In de BWP dacht men dat na de invoering van het zuiver algemeen stemrecht de weg naar nog meer sociale hervormingen open lag. Vandaar dat de partij haar programma wilde herzien. Vandervelde kreeg de opdracht om deze operatie tot een goed einde te brengen. Hij zette zich nu aan het werk om een zeer uitvoerige theoretische analyse van de naoorlogse problemen te maken. In navolging van het nieuwe Duitse programma van Görlitz, dat hij ook citeerde, stond Vandervelde langdurig stil bij de proletarisering van de oude middenklasse en de concentratie van het kapitaal in handen van enkele financiers. Uitvoerige citaten uit de marxistische klassieken ondersteunden die analyse.

Vandervelde meende dat de versterking van de arbeidersorganisaties zou leiden tot het doen afsterven van de burgerlijke staat en het invoeren van een socialistische democratie. De arbeiderscontrole, zoals die inmiddels door de socialistische vakbonden was aanvaard als een instrument van economische machtsvorming, zou natuurlijk de actie van de arbeidersklasse in de fabrieken een nieuwe impuls geven.[59] Vandervelde kwam evenwel óók tot de conclusie dat de tekst van het Charter van Quaregnon integraal behouden kon blijven.[60]

De zorg waarmee Vandervelde zich voortdurend presenteerde als marxist kreeg iets dwangmatigs. Ook zijn naaste omgeving begon hem nu als neomarxist te fêteren. Dat was het geval mat een omvangrijke bundel artikelen die zijn vrienden publiceerden om de “patron” van het Belgisch socialisme in de ogen van de partijgenoten op een voetstuk te zetten. Het artikel van Arthur Wauters in deze bundel werd onder de titel Vandervelde et la doctrine socialiste als separate druk uitgegeven. Hierin schreef A. Wauters: “Ce qui frappe dans l’oeuvre doctrinale de Vandervelde, c’est son étonnant dynamisme. Il partage avec Lénine, parmi les grands théoriciens du socialisme, le périlleux privilège d’avoir à confronter ses doctrines avec ses actes d’homme de Gouvernement.”[61] Volgens Wauters was Vandervelde een neomarxist. Volgens Wauters hadden de neomarxisten “subi l’influence de Marx” en zij hadden tevens “fait à sa doctrine des apports tellement considérables qu’on ne peut raisonnablement les considérer comme des disciples dociles et soumis du Maître.”[62] Volgens Wauters had Vandervelde de drie banden van Das Kapital grondig bestudeerd, maar dat had hem niet verhinderd om naderhand de theorie van de meerwaarde in zijn eigen werk achterwege te laten. “Car s’il défend avec vigueur ce qu’il admet comme vrai dans l’oeuvre de Marx, il passe sous un déférent silence ce qu’il considère comme caduc.”[63]

Dat Vandervelde inderdaad steeds zorgvuldig zijn verwantschap met de marxistische orthodoxie koesterde bleek uit een brief die hij tijdens zijn ministerschap in januari 1926 aan Karl Kautsky schreef.
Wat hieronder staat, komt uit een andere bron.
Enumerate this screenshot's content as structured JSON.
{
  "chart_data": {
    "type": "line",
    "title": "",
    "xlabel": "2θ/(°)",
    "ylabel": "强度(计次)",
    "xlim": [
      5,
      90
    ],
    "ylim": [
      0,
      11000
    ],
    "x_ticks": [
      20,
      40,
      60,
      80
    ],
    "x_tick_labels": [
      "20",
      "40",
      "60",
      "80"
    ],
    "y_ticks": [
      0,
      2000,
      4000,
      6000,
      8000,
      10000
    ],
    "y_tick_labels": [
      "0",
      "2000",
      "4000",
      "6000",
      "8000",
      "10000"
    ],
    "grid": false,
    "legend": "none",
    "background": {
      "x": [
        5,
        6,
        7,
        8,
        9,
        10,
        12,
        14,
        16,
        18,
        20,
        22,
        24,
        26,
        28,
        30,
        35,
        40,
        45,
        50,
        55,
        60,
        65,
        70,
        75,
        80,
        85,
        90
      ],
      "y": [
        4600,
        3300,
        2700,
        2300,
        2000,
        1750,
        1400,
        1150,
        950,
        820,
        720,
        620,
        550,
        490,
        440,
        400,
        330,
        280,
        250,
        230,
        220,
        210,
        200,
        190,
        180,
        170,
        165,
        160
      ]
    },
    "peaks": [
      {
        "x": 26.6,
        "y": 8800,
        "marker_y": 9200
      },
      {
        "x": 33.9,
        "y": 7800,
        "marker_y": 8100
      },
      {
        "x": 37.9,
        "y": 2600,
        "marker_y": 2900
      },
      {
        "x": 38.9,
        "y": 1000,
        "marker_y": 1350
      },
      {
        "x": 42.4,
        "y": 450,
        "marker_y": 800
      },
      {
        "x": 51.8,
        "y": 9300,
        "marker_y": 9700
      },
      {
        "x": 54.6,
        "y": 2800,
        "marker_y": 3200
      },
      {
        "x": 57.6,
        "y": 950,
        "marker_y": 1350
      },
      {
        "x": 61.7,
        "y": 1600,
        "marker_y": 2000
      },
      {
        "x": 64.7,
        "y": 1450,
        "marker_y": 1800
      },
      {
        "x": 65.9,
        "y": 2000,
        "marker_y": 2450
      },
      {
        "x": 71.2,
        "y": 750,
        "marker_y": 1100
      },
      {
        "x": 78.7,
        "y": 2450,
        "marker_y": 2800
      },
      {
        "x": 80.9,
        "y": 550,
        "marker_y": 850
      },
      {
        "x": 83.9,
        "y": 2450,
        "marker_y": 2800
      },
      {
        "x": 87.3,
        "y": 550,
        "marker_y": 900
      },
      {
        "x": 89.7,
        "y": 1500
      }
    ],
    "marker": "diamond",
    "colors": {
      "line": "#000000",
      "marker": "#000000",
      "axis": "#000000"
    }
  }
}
Hij noemde Kautsky “cher Maître et Ami” en hij sprak zich lovend uit over de invloed die hij had ondergaan van zowel Marx en Engels als van Kautsky.[64] Deze opmerking van Vandervelde was geen zuivere beleefdheid, maar een subjectieve waarneming van zijn eigen rol in de arbeidersbeweging. Arthur Wauters had in een overzichtswerk over de invloed van het marxisme Vandervelde in één adem geroemd als de orthodoxe verdediger van het marxisme tegen het revisionisme van Bernstein.[65] Wél tekende Wauters aan dat inmiddels het marxisme als filosofisch systeem “haast volkomen verlaten” was. Maar als opzoekingsmethode heeft het historisch materialisme talrijke aanhangers veroverd.”[66]

6. Hendrik de Man

De marxistische “orthodoxie” van Vandervelde kreeg alsnog in de BWP geen kritieken te verduren. Zolang de economische conjunctuur in de twintiger jaren gunstig bleef, had men trouwens geen behoefte aan het in vraag stellen van theoretische geschriften die immers geen praktisch nut hadden. Toch was er inmiddels één persoon die zich zorgen maakte over de grote kloof tussen theorie en praktijk van het officiële marxisme en dat was Hendrik de Man. Reeds in 1920 had De Man kritische geluiden laten horen. Het enige belang dat De Man toen nog wilde toekennen aan het marxisme was “qu’il constitue une méthode de recherche scientifique plutôt qu’un système de résultats définitifs”. Als autokritiek stelde hij “Nous avons trop souvent, en envisageant des faits particuliers, utilisé des catégories abstraites comme si elles étaient par elles-mêmes des faits, comme un chimiste qui confrondait le corps à étudier avec la formule qui représente des propriétés générales.”[67]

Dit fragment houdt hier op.